Nearness of an airport, 
Nearness of town or city,
Accessibility, 
Noise,
Countryside, seaside, urban, rural, etc. 

It all boils down to the old adage: location, location, location. You might well be able to build your dream house, but if it's in the wrong location, you can't move it. There is a lot to be said about getting the correct ‘feel’ for the place.

Only you can answer how important the items in your list of concerns are to you, although I see TM has addressed some of them: language, pets, and health care. 

As for the referendum conundrum, we feel it has little concern to us, whatever happens it's out of our hands, but we balance this unknown against: climate, pace of life, lovely helpful people, beautiful scenic countryside, empty motorways, plus the added bonus of ten years of tax free income (check out Non Habitual Residency regime). 

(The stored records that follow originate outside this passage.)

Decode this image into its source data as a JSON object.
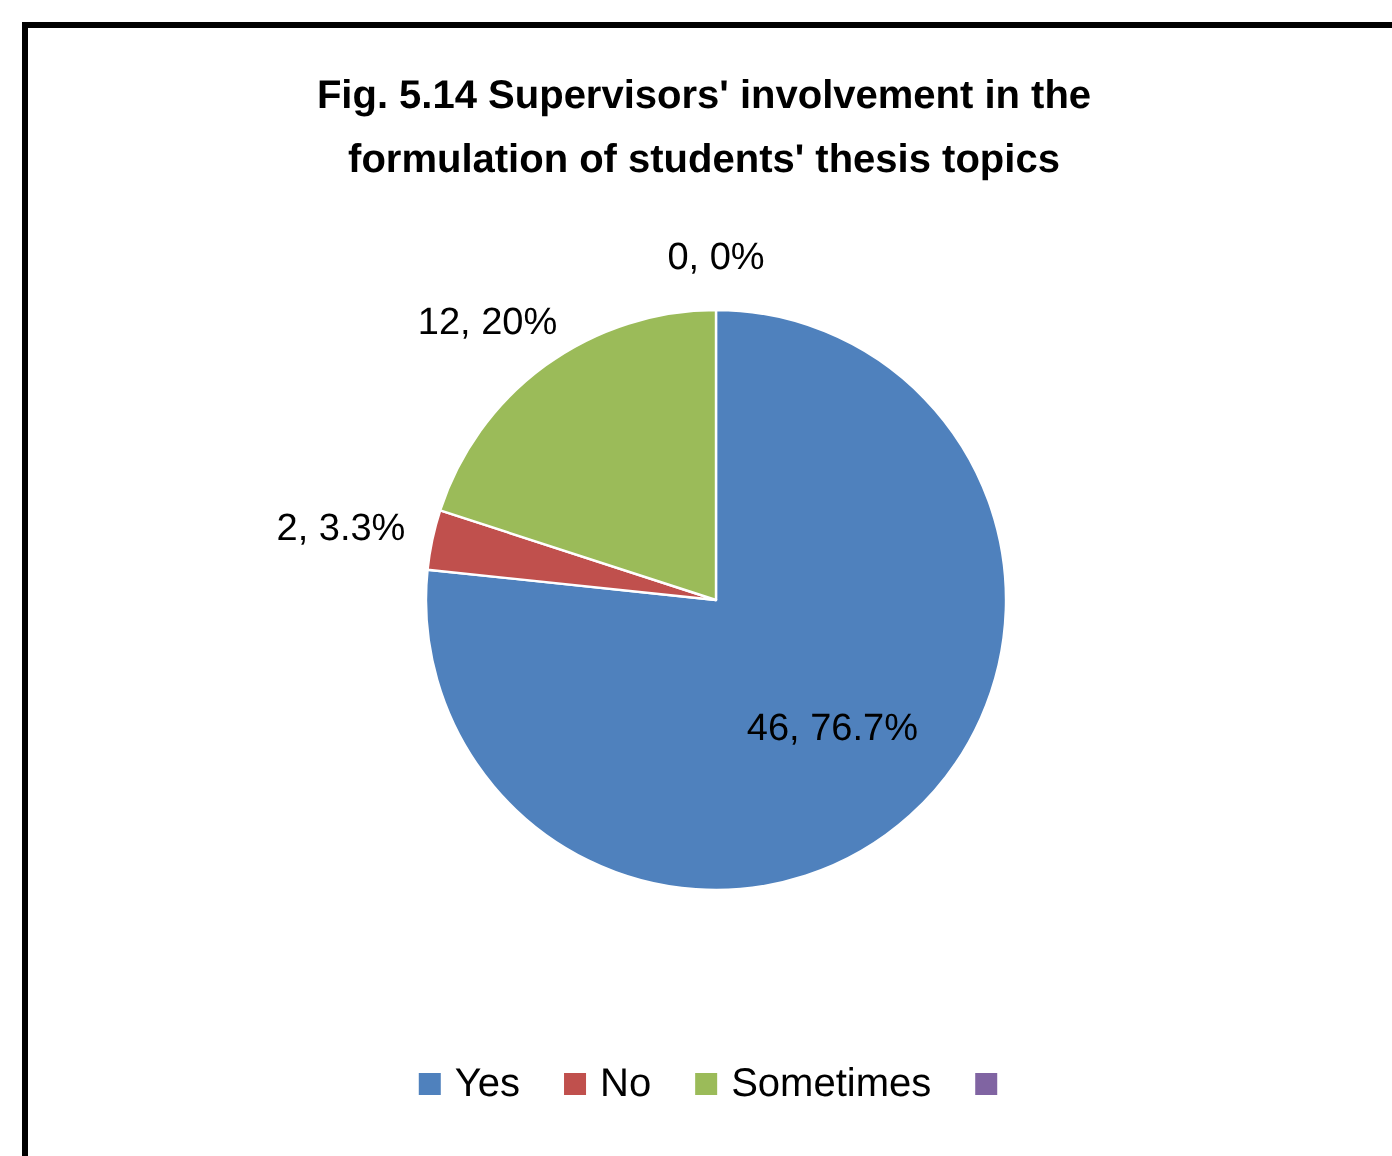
{
  "chart_data": {
    "type": "pie",
    "title": "Fig. 5.14 Supervisors' involvement in the formulation of students' thesis topics",
    "categories": [
      "Yes",
      "No",
      "Sometimes",
      null
    ],
    "values": [
      46,
      2,
      12,
      0
    ],
    "colors": [
      "#4f81bd",
      "#c0504d",
      "#9bbb59",
      "#8064a2"
    ],
    "value_labels": [
      "46, 76.7%",
      "2, 3.3%",
      "12, 20%",
      "0, 0%"
    ],
    "legend": "bottom"
  }
}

Oh, and don't under estimate the time it will take you to find a 'good' estate agent (one that 'listens ' to you and understands what you want) or the time it takes in viewing properties. The Portuguese estate agencies are NOT the same as those we find in the UK. They do not have the concept of 'sole agency'. If you are expecting to see 'For Sale' signs as you drive around, you will be sadly disappointed, not a concept widely practiced.

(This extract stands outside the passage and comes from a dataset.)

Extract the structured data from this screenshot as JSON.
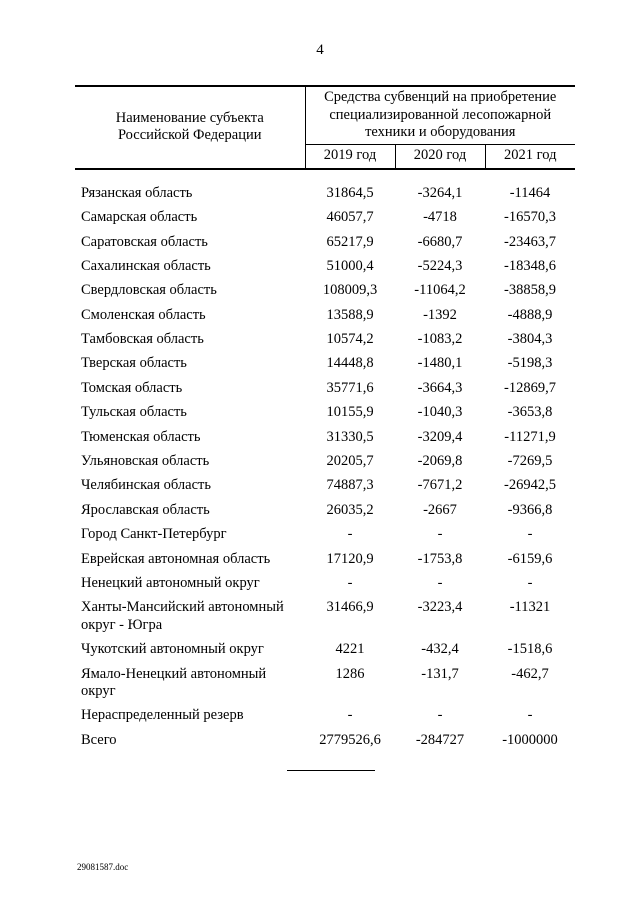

Also beware if you are searching on the web, you may well see the same property turn up with multiple agents. As a result many properties have been sold, but remain on the web. In fact our house is still being advertised on a local agent's site, but we bought it eight months' ago!

Good luck.


----------



## Duchess (Sep 28, 2009)

highlandbob said:


> One slight problem in making the journey is we live at the north tip of Scotland 750 miles away from Plymouth!


We live in Yorkshire, and have a small dog, so we have decided that when we finally make the move, we'll probably stop overnight in a hotel on the way down to the ferry in either Plymouth or Portsmouth.

I forgot about the amount of posts required before you can PM me, but I look forward to speaking to you, as you seem to have the same questions as we do!!


----------



## highlandbob (Feb 25, 2015)

That's all really good advice thanks. We have made many mental lists of our various wishes over time and they seem to change like the weather but maybe writing them down will help. I will try that today.
I run a business supplying various renewable and waste to energy products to the Uk and various other countries so I would be interested to learn if I wanted to continue this even part time once we are resident in Portugal what the issues are I should aware of.


----------



## Le Saint (Dec 24, 2014)

Hi Bob
We start our journey in April with almost identical intentions as your self.
Agents have been contacted with our requirements in several areas and we will certainly let you know who took notice and listened to what we wanted.
Our plan is to travel for 3 weeks looking at projects then rent in the chosen areas before we buy.
This forum as you probably know will answer most of your questions but a great piece of advice I received was cross reference all advice given.
Good luck with your search.


----------



## Duchess (Sep 28, 2009)

Le Saint said:


> Hi Bob
> We start our journey in April with almost identical intentions as your self.
> Agents have been contacted with our requirements in several areas and we will certainly let you know who took notice and listened to what we wanted.
> Our plan is to travel for 3 weeks looking at projects then rent in the chosen areas before we buy.
> ...


Hi Le Saint

Perhaps you could include me when you pass on your experience to Bob, as we are about the same time frame as him in our search/journey?


----------



## Le Saint (Dec 24, 2014)

Hi Duchess
Yes I certainly will share my experiences with you, we have visited Portugal for many years and have viewed lots of properties around Tomar which we love but now we have decided to look over some coastal areas aswel, have you an interest in any particular area?


----------



## Duchess (Sep 28, 2009)

*hi*



Le Saint said:


> Hi Duchess
> Yes I certainly will share my experiences with you, we have visited Portugal for many years and have viewed lots of properties around Tomar which we love but now we have decided to look over some coastal areas aswel, have you an interest in any particular area?


We are going in October for 2 weeks to look at the Caldas da Rainha, Obidos and Silver Coast areas. I get the feeling from what I've read on here is that further north near Coimbra and Porto is colder and not many expats live there.


----------



## travelling-man (Jun 17, 2011)

There's a fair number of ex pats in the areas you mention...... but nowhere near as many as in the Algarve and surrounds.


----------